11 Steps To Take If You Catch Your Teen Watching Porn
Q: George has a 15 year old grandson who he’s helping his daughter raise since the father is out of the picture. He found the teen watching porn. George said he understands what it’s like being a teen boy and that he nearly wore the skin off his own wiener when he was that age. His only problem is that a lot of porn these days is jaded and weird and not healthy. He asked Cooper and Anthony, how does he handle this?
A: The best thing you can do for your grandson is to teach him about ethical porn that is both inclusive and empowering and focuses on consent. The main reason we say this is because at 15, he’s going to find a wank bank somewhere, so, you want to make sure you are teaching him that with ethical porn, the women there have consented to being there. It’s not one of these sites where someone was drugged or is there unknowingly or against their will while some guy or some company makes money off of their image without their consent.
It’s Never Too Soon To Learn About Consent
There’s no such thing as too young to learn about consent. You can start the conversation in relation to porn and then explain in an age appropriate way that nobody should ever be coerced into doing anything against their will sexually and that includes him…..If he feels uncomfortable, its ok to say no.
What To Do If You Catch Your Teen Watching Porn
Discovering that your teenager has been watching pornography can be a sensitive and challenging situation to handle. Here are some steps to consider:
- Stay Calm: It’s important to approach the situation with understanding and empathy. Remember that exploring sexuality is a natural part of growing up, and many teenagers will encounter pornography at some point.
- Privacy and Respect: Respect your teen’s privacy. While it’s necessary to address the situation, avoid shaming or embarrassing them. Keep the conversation private and make sure they feel comfortable discussing it.
- Choose the Right Time and Place: Find a suitable time when you can have an open and private conversation without distractions or interruptions.
- Initiate an Open Conversation: Approach your teenager in a non-confrontational manner.

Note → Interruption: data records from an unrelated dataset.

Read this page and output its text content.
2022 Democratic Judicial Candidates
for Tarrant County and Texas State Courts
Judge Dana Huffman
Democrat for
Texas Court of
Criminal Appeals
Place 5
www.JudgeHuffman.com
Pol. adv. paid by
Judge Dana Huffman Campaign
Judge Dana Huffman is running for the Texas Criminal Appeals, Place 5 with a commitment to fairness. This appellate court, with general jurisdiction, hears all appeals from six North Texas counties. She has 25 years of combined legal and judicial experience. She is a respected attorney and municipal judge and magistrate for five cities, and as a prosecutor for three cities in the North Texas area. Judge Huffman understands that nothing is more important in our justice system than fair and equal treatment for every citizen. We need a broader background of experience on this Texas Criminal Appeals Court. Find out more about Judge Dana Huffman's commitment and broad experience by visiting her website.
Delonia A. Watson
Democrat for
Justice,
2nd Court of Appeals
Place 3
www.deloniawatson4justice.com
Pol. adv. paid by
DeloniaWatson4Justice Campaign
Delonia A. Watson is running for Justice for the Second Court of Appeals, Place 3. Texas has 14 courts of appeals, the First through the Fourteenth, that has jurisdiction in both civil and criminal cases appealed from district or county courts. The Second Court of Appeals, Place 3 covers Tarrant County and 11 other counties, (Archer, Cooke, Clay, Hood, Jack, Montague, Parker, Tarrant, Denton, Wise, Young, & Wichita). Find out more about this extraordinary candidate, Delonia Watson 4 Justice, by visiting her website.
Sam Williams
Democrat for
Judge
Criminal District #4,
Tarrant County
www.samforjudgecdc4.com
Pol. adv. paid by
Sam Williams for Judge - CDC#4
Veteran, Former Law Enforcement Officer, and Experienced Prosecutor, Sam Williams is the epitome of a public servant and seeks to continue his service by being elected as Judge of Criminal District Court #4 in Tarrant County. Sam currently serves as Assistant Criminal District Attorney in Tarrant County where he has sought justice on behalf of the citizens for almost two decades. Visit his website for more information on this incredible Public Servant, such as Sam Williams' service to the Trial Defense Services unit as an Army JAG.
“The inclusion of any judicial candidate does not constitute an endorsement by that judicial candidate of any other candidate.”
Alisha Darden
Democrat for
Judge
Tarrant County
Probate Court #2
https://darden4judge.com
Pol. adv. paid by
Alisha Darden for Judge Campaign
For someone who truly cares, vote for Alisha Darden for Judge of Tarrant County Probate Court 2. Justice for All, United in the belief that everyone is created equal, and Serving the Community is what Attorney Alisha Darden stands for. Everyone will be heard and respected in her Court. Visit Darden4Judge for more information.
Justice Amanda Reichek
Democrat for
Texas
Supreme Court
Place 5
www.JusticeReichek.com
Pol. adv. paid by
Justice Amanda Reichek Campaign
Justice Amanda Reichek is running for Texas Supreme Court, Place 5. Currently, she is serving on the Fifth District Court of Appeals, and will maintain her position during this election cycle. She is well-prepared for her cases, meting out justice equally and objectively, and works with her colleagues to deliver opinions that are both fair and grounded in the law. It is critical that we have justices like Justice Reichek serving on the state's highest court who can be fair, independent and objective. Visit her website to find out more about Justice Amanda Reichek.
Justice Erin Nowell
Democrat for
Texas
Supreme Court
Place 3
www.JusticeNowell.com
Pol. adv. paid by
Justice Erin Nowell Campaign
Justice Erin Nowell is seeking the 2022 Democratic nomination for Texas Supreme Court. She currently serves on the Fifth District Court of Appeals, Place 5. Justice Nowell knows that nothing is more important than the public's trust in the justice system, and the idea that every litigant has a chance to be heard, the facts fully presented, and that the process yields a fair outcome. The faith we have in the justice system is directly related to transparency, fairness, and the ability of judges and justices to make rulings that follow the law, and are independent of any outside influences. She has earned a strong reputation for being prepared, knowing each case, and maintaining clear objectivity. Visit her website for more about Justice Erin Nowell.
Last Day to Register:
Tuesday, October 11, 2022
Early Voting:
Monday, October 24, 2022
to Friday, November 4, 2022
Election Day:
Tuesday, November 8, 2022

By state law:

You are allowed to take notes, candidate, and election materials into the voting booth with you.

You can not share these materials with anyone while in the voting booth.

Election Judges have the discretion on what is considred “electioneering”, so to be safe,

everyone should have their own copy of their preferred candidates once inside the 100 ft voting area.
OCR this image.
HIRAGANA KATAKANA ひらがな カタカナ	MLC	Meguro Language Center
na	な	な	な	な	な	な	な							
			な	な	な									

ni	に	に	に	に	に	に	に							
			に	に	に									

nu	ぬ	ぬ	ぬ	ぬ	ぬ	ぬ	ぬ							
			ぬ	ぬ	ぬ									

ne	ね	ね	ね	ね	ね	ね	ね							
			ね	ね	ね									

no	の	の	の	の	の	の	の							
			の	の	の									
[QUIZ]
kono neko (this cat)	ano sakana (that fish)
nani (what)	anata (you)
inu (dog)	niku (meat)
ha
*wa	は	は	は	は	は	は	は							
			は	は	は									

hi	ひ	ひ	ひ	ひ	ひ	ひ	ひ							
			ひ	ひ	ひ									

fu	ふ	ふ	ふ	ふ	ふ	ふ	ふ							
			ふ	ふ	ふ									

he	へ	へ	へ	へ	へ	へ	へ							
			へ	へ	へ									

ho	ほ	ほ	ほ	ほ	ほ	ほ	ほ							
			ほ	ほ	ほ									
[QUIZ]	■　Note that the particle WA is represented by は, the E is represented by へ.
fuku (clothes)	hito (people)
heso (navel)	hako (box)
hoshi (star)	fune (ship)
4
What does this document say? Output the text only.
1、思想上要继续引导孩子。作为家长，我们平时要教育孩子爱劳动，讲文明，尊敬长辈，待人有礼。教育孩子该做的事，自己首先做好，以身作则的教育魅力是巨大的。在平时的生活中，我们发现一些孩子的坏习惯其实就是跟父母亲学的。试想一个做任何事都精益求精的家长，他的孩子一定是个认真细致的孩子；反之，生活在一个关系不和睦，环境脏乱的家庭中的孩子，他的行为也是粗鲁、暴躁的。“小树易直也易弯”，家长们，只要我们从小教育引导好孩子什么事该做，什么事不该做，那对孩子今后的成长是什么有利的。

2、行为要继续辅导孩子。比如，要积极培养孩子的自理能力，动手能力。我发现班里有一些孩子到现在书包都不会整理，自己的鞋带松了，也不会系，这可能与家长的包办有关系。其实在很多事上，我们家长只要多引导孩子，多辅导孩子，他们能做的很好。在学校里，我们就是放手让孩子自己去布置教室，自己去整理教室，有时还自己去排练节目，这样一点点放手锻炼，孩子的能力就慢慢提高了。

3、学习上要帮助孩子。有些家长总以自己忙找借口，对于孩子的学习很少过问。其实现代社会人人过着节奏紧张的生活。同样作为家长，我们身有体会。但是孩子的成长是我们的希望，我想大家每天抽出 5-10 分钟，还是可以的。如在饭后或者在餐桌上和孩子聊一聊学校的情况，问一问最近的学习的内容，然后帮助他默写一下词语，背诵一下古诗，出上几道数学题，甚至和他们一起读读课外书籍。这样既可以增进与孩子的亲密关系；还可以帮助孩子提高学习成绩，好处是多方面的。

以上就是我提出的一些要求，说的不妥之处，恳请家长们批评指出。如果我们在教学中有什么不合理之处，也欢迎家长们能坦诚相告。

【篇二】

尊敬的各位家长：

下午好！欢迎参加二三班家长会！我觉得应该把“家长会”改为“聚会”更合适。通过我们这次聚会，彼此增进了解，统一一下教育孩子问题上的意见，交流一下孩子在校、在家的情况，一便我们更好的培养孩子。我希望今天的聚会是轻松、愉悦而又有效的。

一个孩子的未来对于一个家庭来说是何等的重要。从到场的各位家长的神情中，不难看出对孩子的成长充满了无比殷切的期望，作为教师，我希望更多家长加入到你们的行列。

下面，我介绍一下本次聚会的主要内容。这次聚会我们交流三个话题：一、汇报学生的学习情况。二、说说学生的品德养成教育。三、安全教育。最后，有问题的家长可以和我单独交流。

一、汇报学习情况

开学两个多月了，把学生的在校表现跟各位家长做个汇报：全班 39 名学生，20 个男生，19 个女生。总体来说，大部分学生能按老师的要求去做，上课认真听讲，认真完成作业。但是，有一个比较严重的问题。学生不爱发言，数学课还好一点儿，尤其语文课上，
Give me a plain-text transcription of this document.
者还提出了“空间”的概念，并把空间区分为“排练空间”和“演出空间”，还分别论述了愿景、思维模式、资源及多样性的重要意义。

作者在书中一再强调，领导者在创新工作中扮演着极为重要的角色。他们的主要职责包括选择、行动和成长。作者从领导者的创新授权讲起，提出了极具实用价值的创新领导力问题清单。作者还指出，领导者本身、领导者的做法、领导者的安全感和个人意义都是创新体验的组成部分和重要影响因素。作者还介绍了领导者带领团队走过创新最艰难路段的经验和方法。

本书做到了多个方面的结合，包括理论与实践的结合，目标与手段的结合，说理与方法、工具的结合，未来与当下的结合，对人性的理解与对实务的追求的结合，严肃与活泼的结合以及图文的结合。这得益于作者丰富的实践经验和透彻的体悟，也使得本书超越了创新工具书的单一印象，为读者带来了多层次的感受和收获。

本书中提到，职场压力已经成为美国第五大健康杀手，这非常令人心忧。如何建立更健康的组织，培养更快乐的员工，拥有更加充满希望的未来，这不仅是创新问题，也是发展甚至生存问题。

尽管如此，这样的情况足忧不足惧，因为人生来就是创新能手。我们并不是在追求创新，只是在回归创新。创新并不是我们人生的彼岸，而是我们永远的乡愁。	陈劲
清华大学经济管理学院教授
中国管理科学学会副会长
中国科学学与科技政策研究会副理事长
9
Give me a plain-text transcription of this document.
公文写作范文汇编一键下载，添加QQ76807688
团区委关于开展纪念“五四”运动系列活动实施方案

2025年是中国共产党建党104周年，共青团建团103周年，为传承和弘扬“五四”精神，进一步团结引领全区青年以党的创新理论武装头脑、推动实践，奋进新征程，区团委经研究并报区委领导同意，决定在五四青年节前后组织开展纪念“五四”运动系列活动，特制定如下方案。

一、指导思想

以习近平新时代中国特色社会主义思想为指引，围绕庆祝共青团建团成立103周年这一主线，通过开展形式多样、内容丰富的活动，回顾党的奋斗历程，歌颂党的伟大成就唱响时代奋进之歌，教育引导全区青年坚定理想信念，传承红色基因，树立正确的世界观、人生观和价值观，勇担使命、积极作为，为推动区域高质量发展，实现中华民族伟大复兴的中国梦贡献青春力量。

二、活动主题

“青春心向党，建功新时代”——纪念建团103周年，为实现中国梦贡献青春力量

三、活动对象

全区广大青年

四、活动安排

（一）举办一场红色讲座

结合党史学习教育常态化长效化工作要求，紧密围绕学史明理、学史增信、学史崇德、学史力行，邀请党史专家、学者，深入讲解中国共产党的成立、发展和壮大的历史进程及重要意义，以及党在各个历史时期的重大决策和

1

Use “I” statements to express your concerns without blaming or accusing. For instance, you can say, “I noticed some websites on the computer history and I’d like to talk about it.”
- Listen and Ask Questions: Allow your teen to share their perspective. Ask open-ended questions to understand why they were viewing pornography, what they think about it, and how it makes them feel. This can help you gauge their understanding and feelings.
- Educate: Provide accurate information about healthy relationships, consent, and realistic expectations regarding sexuality. Explain the difference between pornography and real-life relationships.
- Address Misconceptions: Pornography doesn’t accurately depict real relationships or sex. Discuss the differences between fantasy and reality and how media can distort perceptions.
- Internet Safety: If the access to explicit content is a concern, discuss ways to ensure responsible internet use. You might consider setting up parental controls or discussing safe browsing habits.
- Emphasize Respect and Boundaries: Talk about the importance of respecting oneself and others. Discuss boundaries, consent, and the difference between consensual adult content and non-consensual or harmful material.
- Media Literacy: Teach your teen critical media literacy skills. Help them understand how media can shape perceptions and encourage them to think critically about the messages they receive.
- Healthy Relationships: Use this opportunity to discuss healthy relationships, communication, and emotional well-being. This conversation can extend beyond just the topic of pornography.
Let your teenager know that you are there to support them and answer their questions. Keep the lines of communication open for future discussions.
Remember that your response can influence your teen’s attitude towards sexuality, relationships, and communication. By approaching the situation with empathy, understanding, and open communication, you can create an environment where your teenager feels comfortable discussing these important topics with you.